Celebrating Dickens’s 200th
Feb. 7 marked the bicentennial of Charles Dickens’s birth and the world is celebrating, including here in East Hampton, where the Hamptons International Film Festival will screen David Lean’s “Oliver Twist” on Saturday at 7:30 p.m. at Guild Hall.
The event will be hosted by Alec Baldwin, a festival board member, and he will be joined in conversation after the film by Jon Robin Baitz, a playwright whose acclaimed “Other Desert Cities” is now on Broadway. He is also the creator of the television show “Brothers and Sisters.” They will discuss literary adaptations.
David Lean, who made such epic films as “Lawrence of Arabia” and “Doctor Zhivago,” made two Dickens adaptations, the first being “Great Expectations” in 1946, followed by “Oliver Twist” in 1948. According to the film festival, this version features “stunningly expressive cinematography by Guy Green” and a “searing performance” by Robert Newton as Bill Sikes.
For those unfamiliar with the tale, it is about an orphan who runs away from a workhouse and is taken in by a London pickpocket who introduces him to a world where young boys are exploited in the service of the master thief Fagin, played by Alec Guinness.
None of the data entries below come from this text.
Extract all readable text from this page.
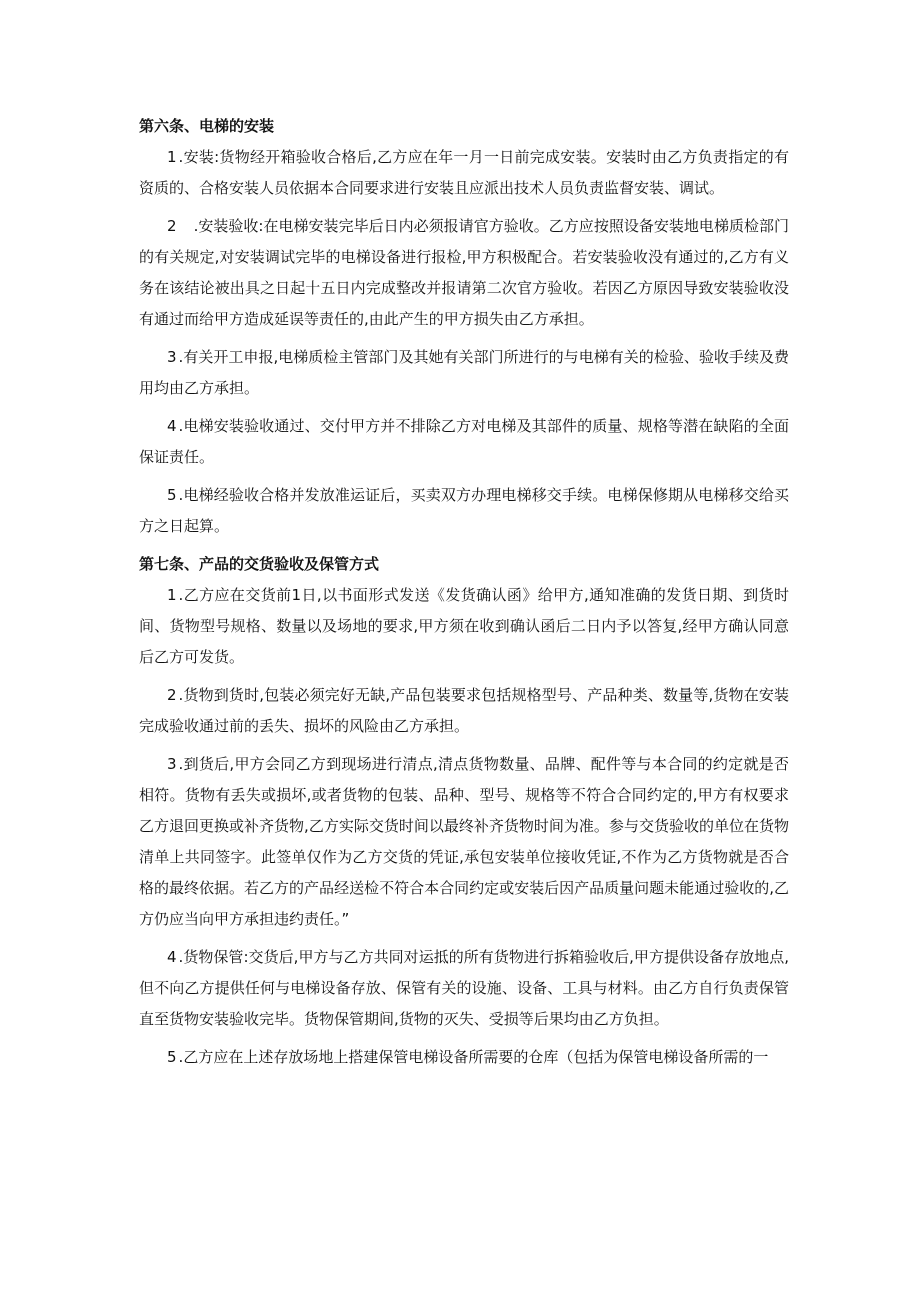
第六条、电梯的安装

1 .安装:货物经开箱验收合格后,乙方应在年一月一日前完成安装。安装时由乙方负责指定的有资质的、合格安装人员依据本合同要求进行安装且应派出技术人员负责监督安装、调试。

2　.安装验收:在电梯安装完毕后日内必须报请官方验收。乙方应按照设备安装地电梯质检部门的有关规定,对安装调试完毕的电梯设备进行报检,甲方积极配合。若安装验收没有通过的,乙方有义务在该结论被出具之日起十五日内完成整改并报请第二次官方验收。若因乙方原因导致安装验收没有通过而给甲方造成延误等责任的,由此产生的甲方损失由乙方承担。

3 .有关开工申报,电梯质检主管部门及其她有关部门所进行的与电梯有关的检验、验收手续及费用均由乙方承担。

4 .电梯安装验收通过、交付甲方并不排除乙方对电梯及其部件的质量、规格等潜在缺陷的全面保证责任。

5 .电梯经验收合格并发放准运证后，买卖双方办理电梯移交手续。电梯保修期从电梯移交给买方之日起算。

第七条、产品的交货验收及保管方式

1 .乙方应在交货前1日,以书面形式发送《发货确认函》给甲方,通知准确的发货日期、到货时间、货物型号规格、数量以及场地的要求,甲方须在收到确认函后二日内予以答复,经甲方确认同意后乙方可发货。

2 .货物到货时,包装必须完好无缺,产品包装要求包括规格型号、产品种类、数量等,货物在安装完成验收通过前的丢失、损坏的风险由乙方承担。

3 .到货后,甲方会同乙方到现场进行清点,清点货物数量、品牌、配件等与本合同的约定就是否相符。货物有丢失或损坏,或者货物的包装、品种、型号、规格等不符合合同约定的,甲方有权要求乙方退回更换或补齐货物,乙方实际交货时间以最终补齐货物时间为准。参与交货验收的单位在货物清单上共同签字。此签单仅作为乙方交货的凭证,承包安装单位接收凭证,不作为乙方货物就是否合格的最终依据。若乙方的产品经送检不符合本合同约定或安装后因产品质量问题未能通过验收的,乙方仍应当向甲方承担违约责任。”

4 .货物保管:交货后,甲方与乙方共同对运抵的所有货物进行拆箱验收后,甲方提供设备存放地点,但不向乙方提供任何与电梯设备存放、保管有关的设施、设备、工具与材料。由乙方自行负责保管直至货物安装验收完毕。货物保管期间,货物的灭失、受损等后果均由乙方负担。

5 .乙方应在上述存放场地上搭建保管电梯设备所需要的仓库（包括为保管电梯设备所需的一
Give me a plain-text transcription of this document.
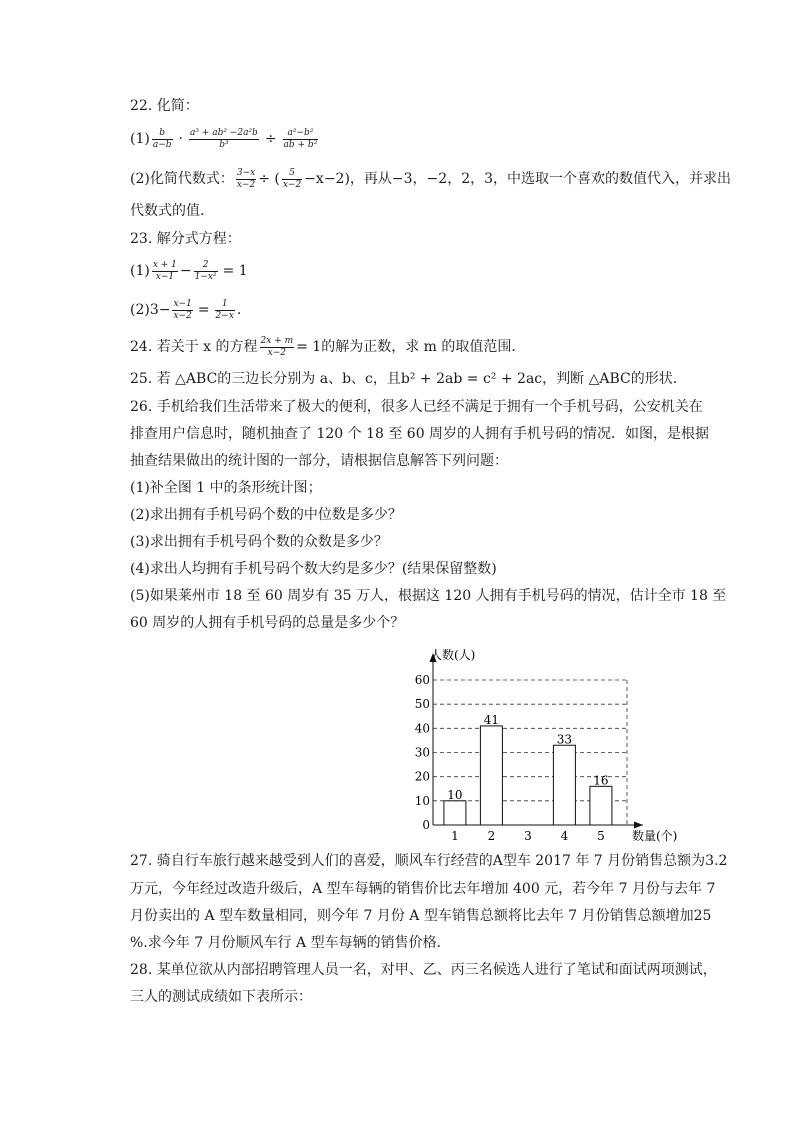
22. 化简：
$(1) \frac{b}{a-b} \cdot \frac{\text{a³ + ab² −2a²b}}{\text{b³}} \div \frac{\text{a²−b²}}{\text{ab + b²}}$
(2)化简代数式： $\frac{3-x}{x-2}$ ÷ ( $\frac{5}{x-2} -x-2$)，再从−3，−2，2，3，中选取一个喜欢的数值代入，并求出
代数式的值．
23. 解分式方程：
$(1) \frac{x + 1}{x-1} - \frac{2}{\text{1−x²}} = 1$
$(2)3- \frac{x-1}{x-2} = \frac{1}{2-x}$ .
24. 若关于 x 的方程 $\frac{2x + m}{x-2} = 1$的解为正数，求 m 的取值范围．
25. 若 △ABC的三边长分别为 a、b、c，且b² + 2ab = c² + 2ac，判断 △ABC的形状．
26. 手机给我们生活带来了极大的便利，很多人已经不满足于拥有一个手机号码，公安机关在
排查用户信息时，随机抽查了 120 个 18 至 60 周岁的人拥有手机号码的情况．如图，是根据
抽查结果做出的统计图的一部分，请根据信息解答下列问题：
(1)补全图 1 中的条形统计图；
(2)求出拥有手机号码个数的中位数是多少？
(3)求出拥有手机号码个数的众数是多少？
(4)求出人均拥有手机号码个数大约是多少？(结果保留整数)
(5)如果莱州市 18 至 60 周岁有 35 万人，根据这 120 人拥有手机号码的情况，估计全市 18 至
60 周岁的人拥有手机号码的总量是多少个？
人数(人)
数量(个)
0
10
20
30
40
50
60
1
10
2
41
3 4
33
5
16
27. 骑自行车旅行越来越受到人们的喜爱，顺风车行经营的A型车 2017 年 7 月份销售总额为3.2
万元，今年经过改造升级后，A 型车每辆的销售价比去年增加 400 元，若今年 7 月份与去年 7
月份卖出的 A 型车数量相同，则今年 7 月份 A 型车销售总额将比去年 7 月份销售总额增加25
%.求今年 7 月份顺风车行 A 型车每辆的销售价格．
28. 某单位欲从内部招聘管理人员一名，对甲、乙、丙三名候选人进行了笔试和面试两项测试，
三人的测试成绩如下表所示：
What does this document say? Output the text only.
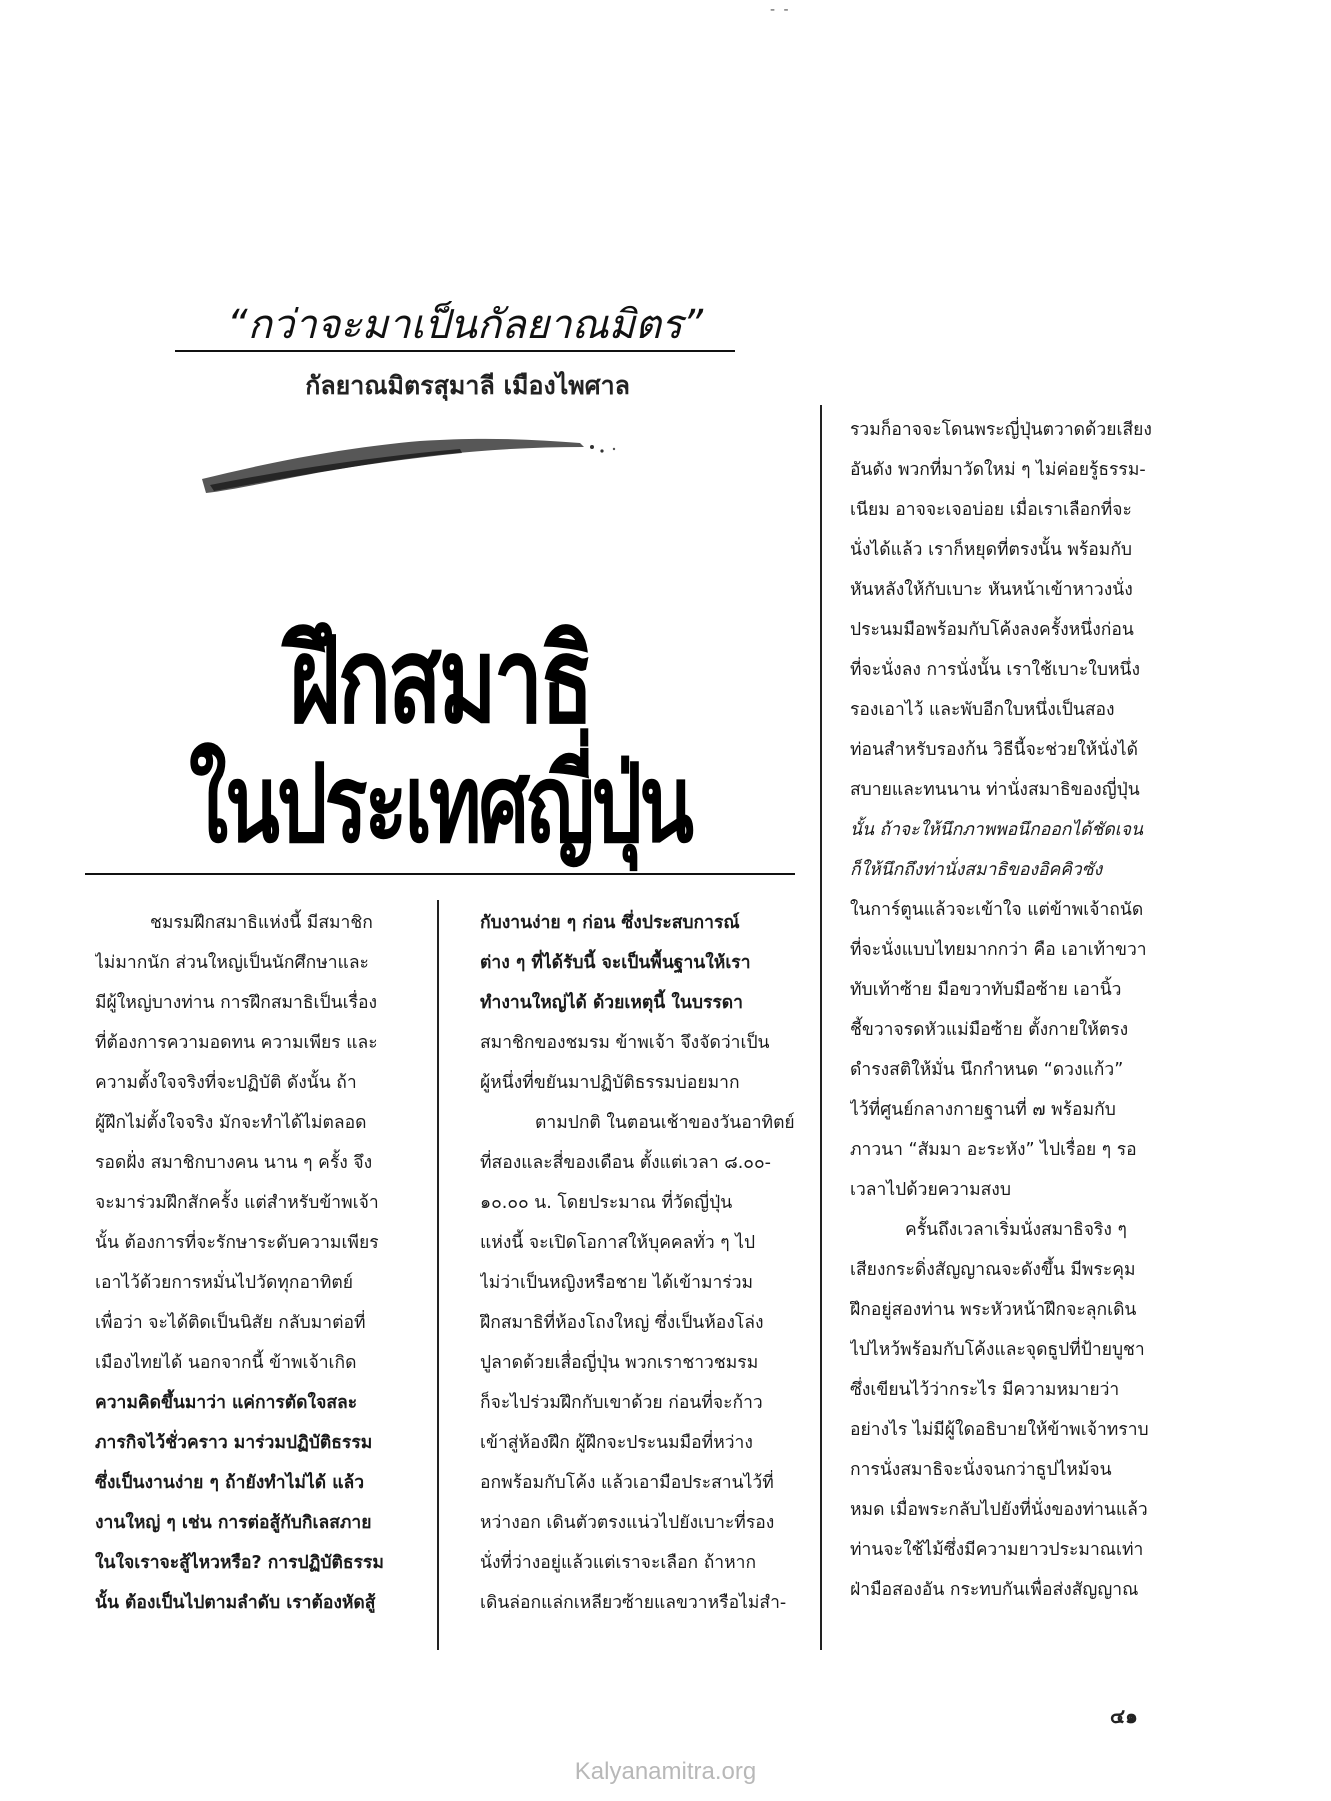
‐ ‐
“กว่าจะมาเป็นกัลยาณมิตร”
กัลยาณมิตรสุมาลี เมืองไพศาล
ฝึกสมาธิ
ในประเทศญี่ปุ่น
ชมรมฝึกสมาธิแห่งนี้ มีสมาชิก
ไม่มากนัก ส่วนใหญ่เป็นนักศึกษาและ
มีผู้ใหญ่บางท่าน การฝึกสมาธิเป็นเรื่อง
ที่ต้องการความอดทน ความเพียร และ
ความตั้งใจจริงที่จะปฏิบัติ ดังนั้น ถ้า
ผู้ฝึกไม่ตั้งใจจริง มักจะทำได้ไม่ตลอด
รอดฝั่ง สมาชิกบางคน นาน ๆ ครั้ง จึง
จะมาร่วมฝึกสักครั้ง แต่สำหรับข้าพเจ้า
นั้น ต้องการที่จะรักษาระดับความเพียร
เอาไว้ด้วยการหมั่นไปวัดทุกอาทิตย์
เพื่อว่า จะได้ติดเป็นนิสัย กลับมาต่อที่
เมืองไทยได้ นอกจากนี้ ข้าพเจ้าเกิด
ความคิดขึ้นมาว่า แค่การตัดใจสละ
ภารกิจไว้ชั่วคราว มาร่วมปฏิบัติธรรม
ซึ่งเป็นงานง่าย ๆ ถ้ายังทำไม่ได้ แล้ว
งานใหญ่ ๆ เช่น การต่อสู้กับกิเลสภาย
ในใจเราจะสู้ไหวหรือ? การปฏิบัติธรรม
นั้น ต้องเป็นไปตามลำดับ เราต้องหัดสู้
กับงานง่าย ๆ ก่อน ซึ่งประสบการณ์
ต่าง ๆ ที่ได้รับนี้ จะเป็นพื้นฐานให้เรา
ทำงานใหญ่ได้ ด้วยเหตุนี้ ในบรรดา
สมาชิกของชมรม ข้าพเจ้า จึงจัดว่าเป็น
ผู้หนึ่งที่ขยันมาปฏิบัติธรรมบ่อยมาก
ตามปกติ ในตอนเช้าของวันอาทิตย์
ที่สองและสี่ของเดือน ตั้งแต่เวลา ๘.๐๐-
๑๐.๐๐ น. โดยประมาณ ที่วัดญี่ปุ่น
แห่งนี้ จะเปิดโอกาสให้บุคคลทั่ว ๆ ไป
ไม่ว่าเป็นหญิงหรือชาย ได้เข้ามาร่วม
ฝึกสมาธิที่ห้องโถงใหญ่ ซึ่งเป็นห้องโล่ง
ปูลาดด้วยเสื่อญี่ปุ่น พวกเราชาวชมรม
ก็จะไปร่วมฝึกกับเขาด้วย ก่อนที่จะก้าว
เข้าสู่ห้องฝึก ผู้ฝึกจะประนมมือที่หว่าง
อกพร้อมกับโค้ง แล้วเอามือประสานไว้ที่
หว่างอก เดินตัวตรงแน่วไปยังเบาะที่รอง
นั่งที่ว่างอยู่แล้วแต่เราจะเลือก ถ้าหาก
เดินล่อกแล่กเหลียวซ้ายแลขวาหรือไม่สำ-
รวมก็อาจจะโดนพระญี่ปุ่นตวาดด้วยเสียง
อันดัง พวกที่มาวัดใหม่ ๆ ไม่ค่อยรู้ธรรม-
เนียม อาจจะเจอบ่อย เมื่อเราเลือกที่จะ
นั่งได้แล้ว เราก็หยุดที่ตรงนั้น พร้อมกับ
หันหลังให้กับเบาะ หันหน้าเข้าหาวงนั่ง
ประนมมือพร้อมกับโค้งลงครั้งหนึ่งก่อน
ที่จะนั่งลง การนั่งนั้น เราใช้เบาะใบหนึ่ง
รองเอาไว้ และพับอีกใบหนึ่งเป็นสอง
ท่อนสำหรับรองก้น วิธีนี้จะช่วยให้นั่งได้
สบายและทนนาน ท่านั่งสมาธิของญี่ปุ่น
นั้น ถ้าจะให้นึกภาพพอนึกออกได้ชัดเจน
ก็ให้นึกถึงท่านั่งสมาธิของอิคคิวซัง
ในการ์ตูนแล้วจะเข้าใจ แต่ข้าพเจ้าถนัด
ที่จะนั่งแบบไทยมากกว่า คือ เอาเท้าขวา
ทับเท้าซ้าย มือขวาทับมือซ้าย เอานิ้ว
ชี้ขวาจรดหัวแม่มือซ้าย ตั้งกายให้ตรง
ดำรงสติให้มั่น นึกกำหนด “ดวงแก้ว”
ไว้ที่ศูนย์กลางกายฐานที่ ๗ พร้อมกับ
ภาวนา “สัมมา อะระหัง” ไปเรื่อย ๆ รอ
เวลาไปด้วยความสงบ
ครั้นถึงเวลาเริ่มนั่งสมาธิจริง ๆ
เสียงกระดิ่งสัญญาณจะดังขึ้น มีพระคุม
ฝึกอยู่สองท่าน พระหัวหน้าฝึกจะลุกเดิน
ไปไหว้พร้อมกับโค้งและจุดธูปที่ป้ายบูชา
ซึ่งเขียนไว้ว่ากระไร มีความหมายว่า
อย่างไร ไม่มีผู้ใดอธิบายให้ข้าพเจ้าทราบ
การนั่งสมาธิจะนั่งจนกว่าธูปไหม้จน
หมด เมื่อพระกลับไปยังที่นั่งของท่านแล้ว
ท่านจะใช้ไม้ซึ่งมีความยาวประมาณเท่า
ฝ่ามือสองอัน กระทบกันเพื่อส่งสัญญาณ
๔๑
Kalyanamitra.org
“Lean has an affinity for all aspects of what might be required to bring Dickens’s characters to the screen,” Mr. Baldwin said in a release. He chose the film with David Nugent, the director of programming for the festival. According to the newspaper The Guardian, Lean’s adaptation cut much of the dialogue and authorial voice of the book and with it Dickens’s satirical intent. The film’s visual qualities appear to make up for that loss, however.
Ticket cost $17, $15 for Guild Hall members.
Also on Saturday, Mr. Baldwin will read from “Oliver Twist” at BookHampton’s East Hampton location at 2 p.m.